A resident in Manjib, a city held by ISIS for more than two years, details the group's brutality in their bid to control the people of Syria. Speaking to BBC News, the shopkeeper said the jihadis subjected those who defied their twisted form of Islam to cruel and inhumane punishments.
"After they beheaded someone, they would crucify his body. They would leave it to rot for two days," said the man. "If they caught you smoking, they would probably cut some fingers off. If they caught you stealing and there were two witnesses, then that was it," he added.
BBC also showed footage of the ISIS dungeon where it kept prisoners. What struck the reporter were the cages, which were barely big enough to contain a man. To assure maximum discomfort, captives had to curl up to fit the boxes with tiny air holes that kept them alive. Those who survived had to lose one leg just to be extracted from the cage.

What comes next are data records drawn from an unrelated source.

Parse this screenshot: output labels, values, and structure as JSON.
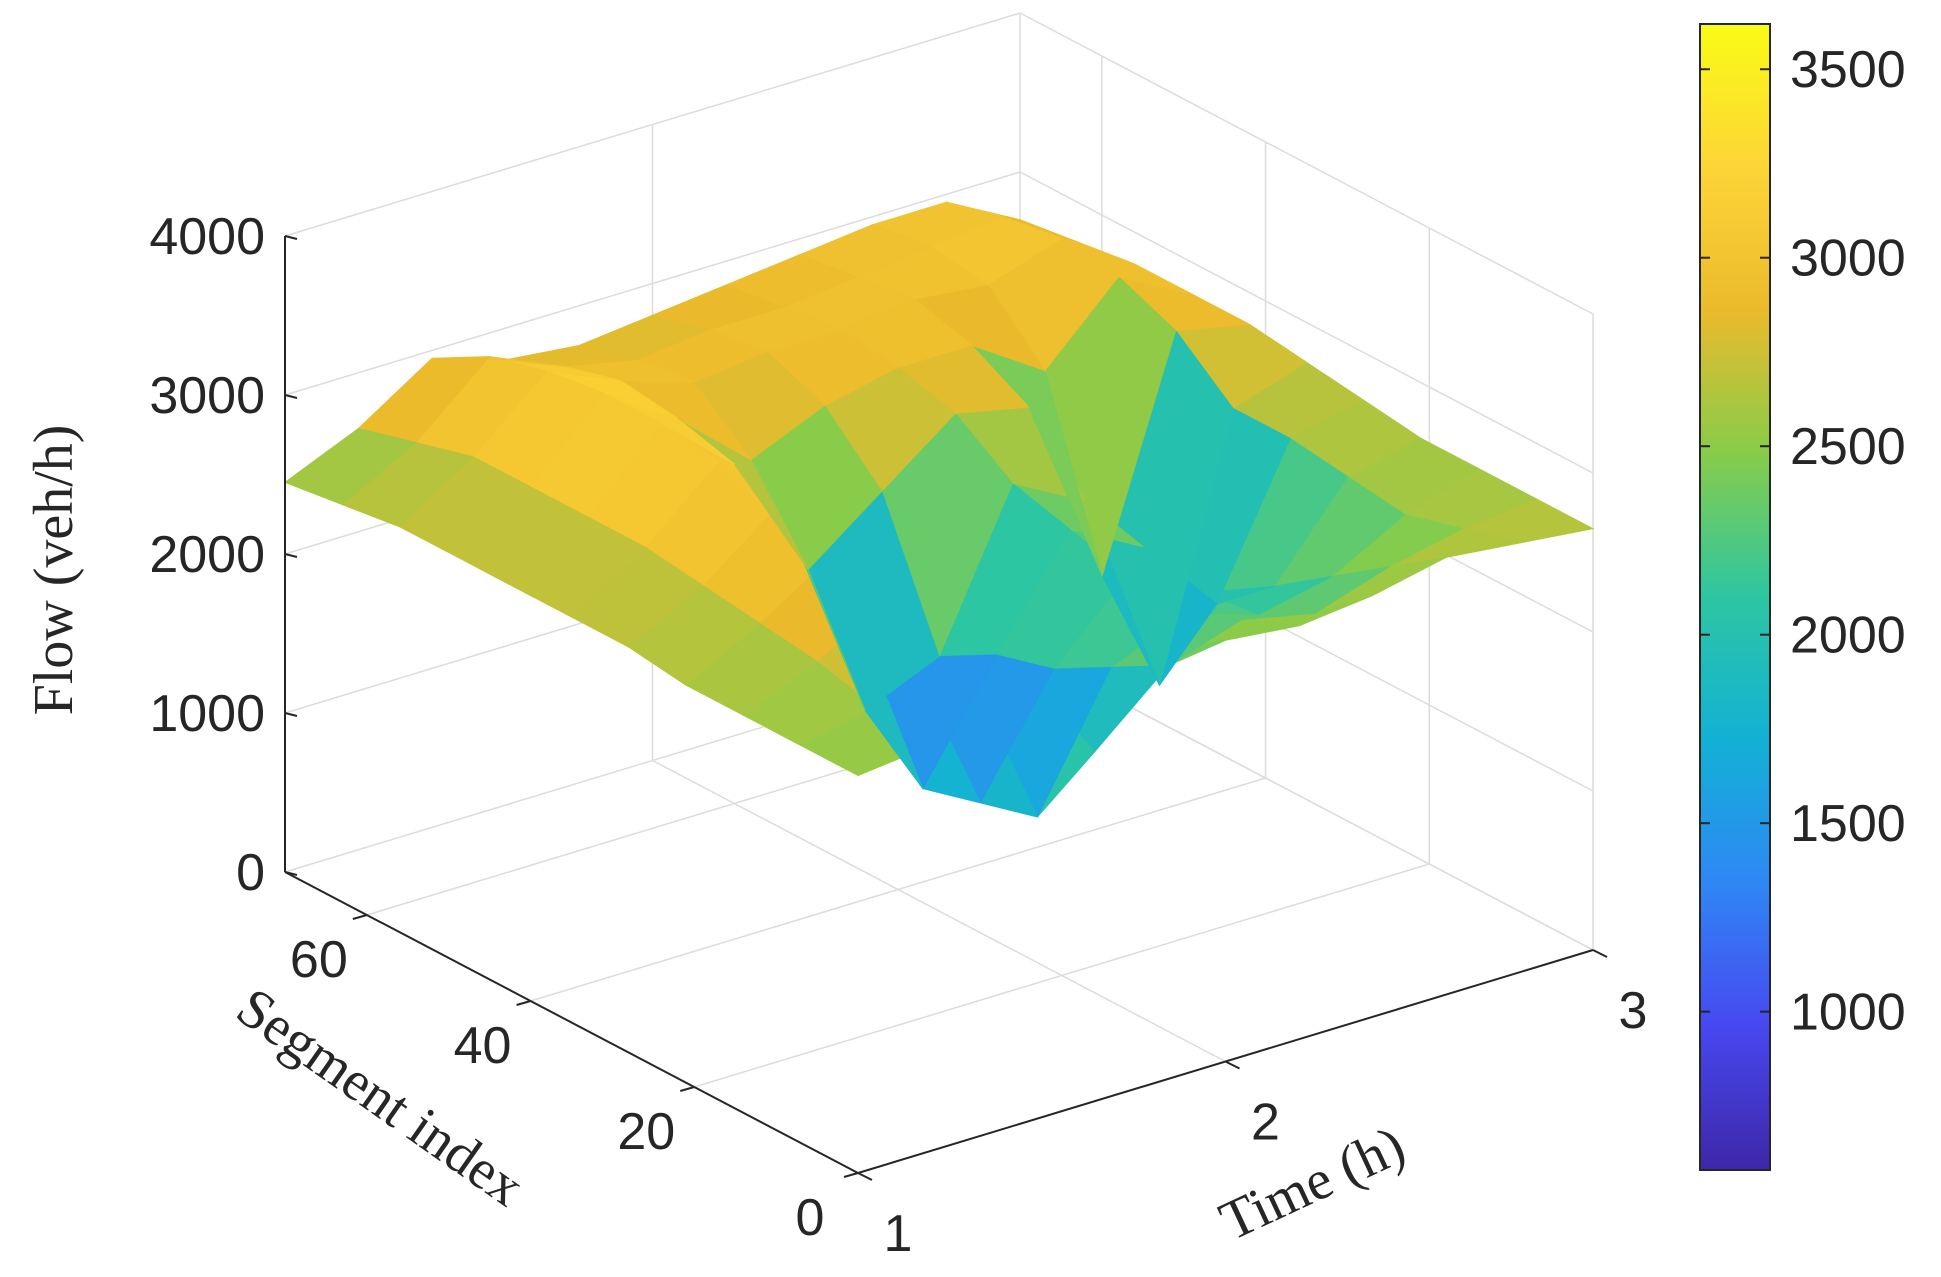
{
  "chart_data": {
    "type": "surface",
    "xlabel": "Time (h)",
    "ylabel": "Segment index",
    "zlabel": "Flow (veh/h)",
    "xlim": [
      1,
      3
    ],
    "ylim": [
      0,
      70
    ],
    "zlim": [
      0,
      4000
    ],
    "x_ticks": [
      "1",
      "2",
      "3"
    ],
    "y_ticks": [
      "0",
      "20",
      "40",
      "60"
    ],
    "z_ticks": [
      "0",
      "1000",
      "2000",
      "3000",
      "4000"
    ],
    "colorbar": {
      "range": [
        580,
        3620
      ],
      "ticks": [
        "1000",
        "1500",
        "2000",
        "2500",
        "3000",
        "3500"
      ],
      "colormap": [
        "#3e26a8",
        "#4748f0",
        "#2f87f5",
        "#12b1d5",
        "#2dc6a2",
        "#87cc4a",
        "#ebba2c",
        "#fdd537",
        "#f9fb15"
      ]
    },
    "grid": true,
    "surface": {
      "time_h": [
        1.0,
        1.2,
        1.4,
        1.6,
        1.8,
        2.0,
        2.2,
        2.4,
        2.6,
        2.8,
        3.0
      ],
      "segment_index": [
        0,
        7,
        14,
        21,
        28,
        35,
        42,
        49,
        56,
        63,
        70
      ],
      "flow_veh_h": [
        [
          2500,
          2550,
          2600,
          2650,
          2700,
          2650,
          2600,
          2650,
          2750,
          2700,
          2650
        ],
        [
          2500,
          2600,
          2750,
          2550,
          1900,
          2300,
          2450,
          2350,
          2500,
          2600,
          2650
        ],
        [
          2500,
          2700,
          2950,
          2400,
          1300,
          2100,
          2300,
          2150,
          2250,
          2500,
          2650
        ],
        [
          2500,
          2750,
          3050,
          2300,
          1200,
          1900,
          2350,
          2100,
          2000,
          2550,
          2650
        ],
        [
          2550,
          2800,
          3150,
          2400,
          1100,
          1800,
          2450,
          2200,
          1700,
          2600,
          2700
        ],
        [
          2550,
          2850,
          3250,
          2650,
          1400,
          1600,
          2550,
          2300,
          1000,
          2600,
          2750
        ],
        [
          2550,
          2850,
          3300,
          2900,
          2100,
          2450,
          2800,
          2700,
          1500,
          2900,
          2800
        ],
        [
          2550,
          2850,
          3300,
          3000,
          2600,
          2800,
          2900,
          2900,
          2600,
          3050,
          2800
        ],
        [
          2550,
          2850,
          3250,
          3050,
          2900,
          2950,
          2950,
          3000,
          2950,
          3100,
          2800
        ],
        [
          2500,
          2750,
          3150,
          2950,
          2850,
          2900,
          2900,
          2950,
          3000,
          3050,
          2750
        ],
        [
          2450,
          2650,
          2950,
          2800,
          2750,
          2800,
          2850,
          2900,
          2950,
          2950,
          2700
        ]
      ]
    }
  }
}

ISIS' brutal methods of punishment that are displayed to the public are a means to keep the populace in line. These include amputating the hands as punishment for stealing, as well as caning and rape. Forms of execution, on the other hand, included stoning, burning alive and beheading.

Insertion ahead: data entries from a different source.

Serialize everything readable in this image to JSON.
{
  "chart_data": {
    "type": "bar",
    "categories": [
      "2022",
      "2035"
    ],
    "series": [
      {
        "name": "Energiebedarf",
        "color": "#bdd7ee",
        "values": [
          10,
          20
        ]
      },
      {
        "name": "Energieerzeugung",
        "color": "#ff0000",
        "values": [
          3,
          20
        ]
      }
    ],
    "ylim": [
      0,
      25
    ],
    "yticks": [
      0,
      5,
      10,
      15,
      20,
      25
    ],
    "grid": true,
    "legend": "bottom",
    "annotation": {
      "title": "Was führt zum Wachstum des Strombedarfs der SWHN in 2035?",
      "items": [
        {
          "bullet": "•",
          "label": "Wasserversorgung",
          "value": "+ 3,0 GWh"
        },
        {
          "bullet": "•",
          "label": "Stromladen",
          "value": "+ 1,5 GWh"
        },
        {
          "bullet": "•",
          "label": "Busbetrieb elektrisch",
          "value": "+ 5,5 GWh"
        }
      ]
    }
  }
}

The source also mentioned about people being pushed off on top of buildings. Last year, a man was thrown off a building for allegedly being gay. The victim was blindfolded and his hands tied behind him when he dropped 100 feet to the ground in front of hundreds of people.
Despite the atrocities, ISIS managed to gain some adherents. A local woman told the news crew about the "good" things the militants brought to their place. "Children were in the mosques. Young men didn't pester the girls," she said. "The men behaved themselves and the women dressed properly," the woman added.